Siamo in un momento davvero terribile per la Chiesa, perché è perseguitata ovunque perché questa realtà interna nega le bellezze delle scoperte anche scientifiche fatte dai cristiani nel corso dei 1900 anni di storia cristiana e facendo cadere sui cristiani il vituperio di un giudizio anche morale. “Guarda questi idioti che pensano solo al cielo e che non si danno da fare per migliorare la società!”, questa è una delle calunnie di quel periodo. (Ma non solo. N d t). Questa persecuzione che viene da dentro non nasce dal modernismo, che nasce nel Novecento.
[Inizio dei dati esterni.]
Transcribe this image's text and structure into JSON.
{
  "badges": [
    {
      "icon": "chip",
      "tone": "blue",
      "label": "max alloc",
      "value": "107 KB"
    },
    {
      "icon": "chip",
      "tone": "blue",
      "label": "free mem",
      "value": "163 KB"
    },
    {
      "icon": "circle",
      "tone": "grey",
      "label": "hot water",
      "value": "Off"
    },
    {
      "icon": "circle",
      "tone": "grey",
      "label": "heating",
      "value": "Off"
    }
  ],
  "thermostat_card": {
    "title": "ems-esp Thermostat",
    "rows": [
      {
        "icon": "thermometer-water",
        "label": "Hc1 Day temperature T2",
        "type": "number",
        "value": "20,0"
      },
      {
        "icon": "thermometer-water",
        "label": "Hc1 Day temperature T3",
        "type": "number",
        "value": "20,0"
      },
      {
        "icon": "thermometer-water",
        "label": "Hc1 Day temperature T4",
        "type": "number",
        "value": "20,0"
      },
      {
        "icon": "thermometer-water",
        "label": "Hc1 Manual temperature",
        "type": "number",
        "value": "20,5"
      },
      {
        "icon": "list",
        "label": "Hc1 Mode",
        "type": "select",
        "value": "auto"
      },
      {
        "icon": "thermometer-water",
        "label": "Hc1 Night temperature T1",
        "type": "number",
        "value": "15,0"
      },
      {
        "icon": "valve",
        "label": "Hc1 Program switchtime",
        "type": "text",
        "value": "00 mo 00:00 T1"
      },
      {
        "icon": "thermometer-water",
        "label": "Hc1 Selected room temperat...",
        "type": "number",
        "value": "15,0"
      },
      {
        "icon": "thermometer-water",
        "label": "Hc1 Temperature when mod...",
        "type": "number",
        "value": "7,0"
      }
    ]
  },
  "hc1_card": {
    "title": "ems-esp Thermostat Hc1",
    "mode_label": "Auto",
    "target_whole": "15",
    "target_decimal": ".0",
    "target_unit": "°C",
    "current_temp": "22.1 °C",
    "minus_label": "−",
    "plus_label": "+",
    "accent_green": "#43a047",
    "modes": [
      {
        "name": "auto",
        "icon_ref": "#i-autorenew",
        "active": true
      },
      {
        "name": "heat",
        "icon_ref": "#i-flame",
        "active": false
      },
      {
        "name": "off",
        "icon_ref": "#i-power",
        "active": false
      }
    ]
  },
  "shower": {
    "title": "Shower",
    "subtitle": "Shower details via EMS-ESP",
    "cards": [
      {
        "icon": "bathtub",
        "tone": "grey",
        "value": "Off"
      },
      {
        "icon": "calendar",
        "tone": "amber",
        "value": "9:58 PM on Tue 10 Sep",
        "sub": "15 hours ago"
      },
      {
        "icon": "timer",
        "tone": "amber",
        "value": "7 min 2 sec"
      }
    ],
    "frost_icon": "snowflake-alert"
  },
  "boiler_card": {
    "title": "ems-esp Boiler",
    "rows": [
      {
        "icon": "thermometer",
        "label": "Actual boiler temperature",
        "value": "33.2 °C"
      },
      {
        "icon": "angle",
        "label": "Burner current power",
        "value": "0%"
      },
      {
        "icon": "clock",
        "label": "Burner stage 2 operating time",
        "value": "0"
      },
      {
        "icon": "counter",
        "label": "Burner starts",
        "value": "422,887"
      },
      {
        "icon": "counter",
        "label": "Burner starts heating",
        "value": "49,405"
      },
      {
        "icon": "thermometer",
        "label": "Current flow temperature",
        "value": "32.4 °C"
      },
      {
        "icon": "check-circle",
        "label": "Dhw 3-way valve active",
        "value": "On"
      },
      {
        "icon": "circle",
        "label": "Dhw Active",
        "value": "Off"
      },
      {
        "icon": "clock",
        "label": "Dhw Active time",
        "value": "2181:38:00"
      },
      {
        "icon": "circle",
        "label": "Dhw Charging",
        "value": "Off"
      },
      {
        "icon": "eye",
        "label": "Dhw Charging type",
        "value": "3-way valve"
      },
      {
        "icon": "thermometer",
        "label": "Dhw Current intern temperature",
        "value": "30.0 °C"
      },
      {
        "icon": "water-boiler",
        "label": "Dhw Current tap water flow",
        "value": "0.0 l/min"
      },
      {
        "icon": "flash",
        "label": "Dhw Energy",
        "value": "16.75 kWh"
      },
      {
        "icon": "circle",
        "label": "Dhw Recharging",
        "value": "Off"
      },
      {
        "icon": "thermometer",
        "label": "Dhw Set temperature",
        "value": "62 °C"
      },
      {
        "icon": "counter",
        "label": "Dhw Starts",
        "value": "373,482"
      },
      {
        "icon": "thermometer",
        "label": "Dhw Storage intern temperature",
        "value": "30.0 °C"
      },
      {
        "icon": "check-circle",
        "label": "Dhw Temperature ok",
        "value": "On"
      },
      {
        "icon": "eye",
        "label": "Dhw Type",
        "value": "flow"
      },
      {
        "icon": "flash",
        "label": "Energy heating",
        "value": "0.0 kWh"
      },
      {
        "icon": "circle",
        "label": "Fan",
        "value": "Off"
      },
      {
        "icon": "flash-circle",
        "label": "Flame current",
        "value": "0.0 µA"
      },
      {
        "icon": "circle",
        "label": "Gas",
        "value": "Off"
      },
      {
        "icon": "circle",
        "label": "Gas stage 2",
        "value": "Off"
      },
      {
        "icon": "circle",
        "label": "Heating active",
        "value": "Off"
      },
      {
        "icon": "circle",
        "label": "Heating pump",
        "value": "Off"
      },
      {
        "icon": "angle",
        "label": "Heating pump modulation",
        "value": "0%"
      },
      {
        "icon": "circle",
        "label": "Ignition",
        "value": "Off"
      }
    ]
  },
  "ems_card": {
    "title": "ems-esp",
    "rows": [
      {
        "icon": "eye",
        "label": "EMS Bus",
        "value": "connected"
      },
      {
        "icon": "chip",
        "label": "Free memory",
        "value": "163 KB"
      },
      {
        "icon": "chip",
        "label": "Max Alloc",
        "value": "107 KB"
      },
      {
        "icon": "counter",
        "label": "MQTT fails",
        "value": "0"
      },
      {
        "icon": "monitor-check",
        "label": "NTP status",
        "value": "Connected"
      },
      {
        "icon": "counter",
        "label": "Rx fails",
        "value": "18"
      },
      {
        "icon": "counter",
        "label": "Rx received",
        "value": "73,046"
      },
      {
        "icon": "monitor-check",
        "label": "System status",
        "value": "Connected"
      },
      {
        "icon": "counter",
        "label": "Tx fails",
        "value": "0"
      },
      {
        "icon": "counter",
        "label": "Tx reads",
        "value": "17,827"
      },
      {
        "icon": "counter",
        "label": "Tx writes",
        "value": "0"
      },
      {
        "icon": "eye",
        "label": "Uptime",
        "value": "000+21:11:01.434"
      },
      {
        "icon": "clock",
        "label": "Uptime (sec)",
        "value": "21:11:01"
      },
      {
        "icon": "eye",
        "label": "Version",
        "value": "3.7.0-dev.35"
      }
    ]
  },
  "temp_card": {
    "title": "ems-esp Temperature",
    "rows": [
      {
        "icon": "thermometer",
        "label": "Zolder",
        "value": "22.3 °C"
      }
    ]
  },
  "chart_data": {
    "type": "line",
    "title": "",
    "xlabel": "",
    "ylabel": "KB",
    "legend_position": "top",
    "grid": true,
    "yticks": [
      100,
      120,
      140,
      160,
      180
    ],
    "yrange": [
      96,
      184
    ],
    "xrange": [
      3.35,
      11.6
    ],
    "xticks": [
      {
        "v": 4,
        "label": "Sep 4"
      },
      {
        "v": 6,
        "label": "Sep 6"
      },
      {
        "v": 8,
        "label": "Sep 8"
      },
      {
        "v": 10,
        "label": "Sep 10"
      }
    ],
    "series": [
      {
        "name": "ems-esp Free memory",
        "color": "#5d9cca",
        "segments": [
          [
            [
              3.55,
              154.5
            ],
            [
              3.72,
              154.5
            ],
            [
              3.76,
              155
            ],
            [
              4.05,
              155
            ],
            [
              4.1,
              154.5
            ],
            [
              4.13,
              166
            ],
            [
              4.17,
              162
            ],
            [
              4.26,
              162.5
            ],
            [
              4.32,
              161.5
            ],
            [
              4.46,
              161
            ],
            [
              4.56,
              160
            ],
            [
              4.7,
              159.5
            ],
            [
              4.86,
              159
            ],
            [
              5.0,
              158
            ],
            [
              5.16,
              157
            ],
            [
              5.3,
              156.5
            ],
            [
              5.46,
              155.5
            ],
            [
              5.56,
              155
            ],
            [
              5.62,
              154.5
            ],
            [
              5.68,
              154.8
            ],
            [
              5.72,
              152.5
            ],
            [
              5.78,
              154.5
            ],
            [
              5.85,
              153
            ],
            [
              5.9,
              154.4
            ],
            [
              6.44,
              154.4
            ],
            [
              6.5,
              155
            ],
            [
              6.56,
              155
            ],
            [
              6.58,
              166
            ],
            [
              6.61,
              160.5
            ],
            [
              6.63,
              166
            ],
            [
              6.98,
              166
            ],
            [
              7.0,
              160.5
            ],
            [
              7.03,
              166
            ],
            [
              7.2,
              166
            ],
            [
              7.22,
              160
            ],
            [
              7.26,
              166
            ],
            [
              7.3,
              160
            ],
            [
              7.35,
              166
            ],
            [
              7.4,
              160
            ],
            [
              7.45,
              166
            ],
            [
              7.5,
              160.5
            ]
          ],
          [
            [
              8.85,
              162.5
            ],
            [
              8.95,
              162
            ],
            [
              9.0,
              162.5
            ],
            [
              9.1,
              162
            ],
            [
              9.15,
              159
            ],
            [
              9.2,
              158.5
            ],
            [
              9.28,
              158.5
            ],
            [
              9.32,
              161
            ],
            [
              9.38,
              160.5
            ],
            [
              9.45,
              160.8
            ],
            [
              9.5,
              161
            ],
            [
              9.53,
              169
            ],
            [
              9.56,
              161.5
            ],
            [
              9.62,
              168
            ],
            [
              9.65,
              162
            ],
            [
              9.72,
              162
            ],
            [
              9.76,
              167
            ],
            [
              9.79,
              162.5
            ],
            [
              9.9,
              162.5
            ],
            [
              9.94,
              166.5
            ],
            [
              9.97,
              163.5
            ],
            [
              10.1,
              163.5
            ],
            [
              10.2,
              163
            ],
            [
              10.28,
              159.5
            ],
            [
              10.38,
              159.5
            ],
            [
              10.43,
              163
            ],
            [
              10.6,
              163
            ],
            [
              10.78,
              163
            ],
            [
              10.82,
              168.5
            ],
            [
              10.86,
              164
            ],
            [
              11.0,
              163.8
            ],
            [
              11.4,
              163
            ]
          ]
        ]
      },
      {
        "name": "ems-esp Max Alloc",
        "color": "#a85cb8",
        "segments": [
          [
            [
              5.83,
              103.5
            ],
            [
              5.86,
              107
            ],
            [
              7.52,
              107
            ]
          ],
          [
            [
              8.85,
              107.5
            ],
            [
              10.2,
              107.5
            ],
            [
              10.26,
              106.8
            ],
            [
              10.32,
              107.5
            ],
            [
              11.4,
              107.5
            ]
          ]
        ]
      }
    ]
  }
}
Perché se leggiamo il Nuovo Testamento, tutti i suoi autori mettono in guardia i fratelli. “State attenti, perché Satana opera anche al vostro interno, all’interno della vostra comunità! Infatti, San Matteo (7, 15-1) parla di “lupi rapaci”, e scrive: «Guardatevi dai falsi profeti, i quali vengono a voi vestiti da agnelli, ma dentro sono lupi rapaci».

San Paolo, negli Atti degli Apostoli avverte gli Efesini: “Persino tra voi sorgeranno alcuni a insegnare dottrine perverse per attirare discepoli dietro di sé”. Anche San Pietro, nella Seconda lettera dice: “Ci saranno in mezzo a voi falsi maestri che introdurranno eresie perniciose, rinnegando il Signore che li ha riscattati e attirandosi una pronta rovina. Molti seguiranno le loro dissolutezze, e per colpa loro la via della verità sarà coperta di improperi”. Ecco, questa è la realtà. La realtà è che c’è la persecuzione da fuori e da dentro la Chiesa, con le eresie, anche se i fratelli sono pochi. Perché Satana è colui che suscita questo combattimento contro Dio, che avviene attraverso le eresie.

Quindi, che cosa devono fare i cristiani? Prima di tutto i cristiani devono conoscere queste cose. Dobbiamo saperlo, perché non siamo fatti per essere scemi! Siamo fatti per vedere i segni dei tempi che Dio ci manda, per analizzarli alla luce del Vangelo, del magistero e alla luce dell’analisi dei fatti, che è in fondo quello che stanno facendo padre Livio e Radio Maria in tutto il mondo.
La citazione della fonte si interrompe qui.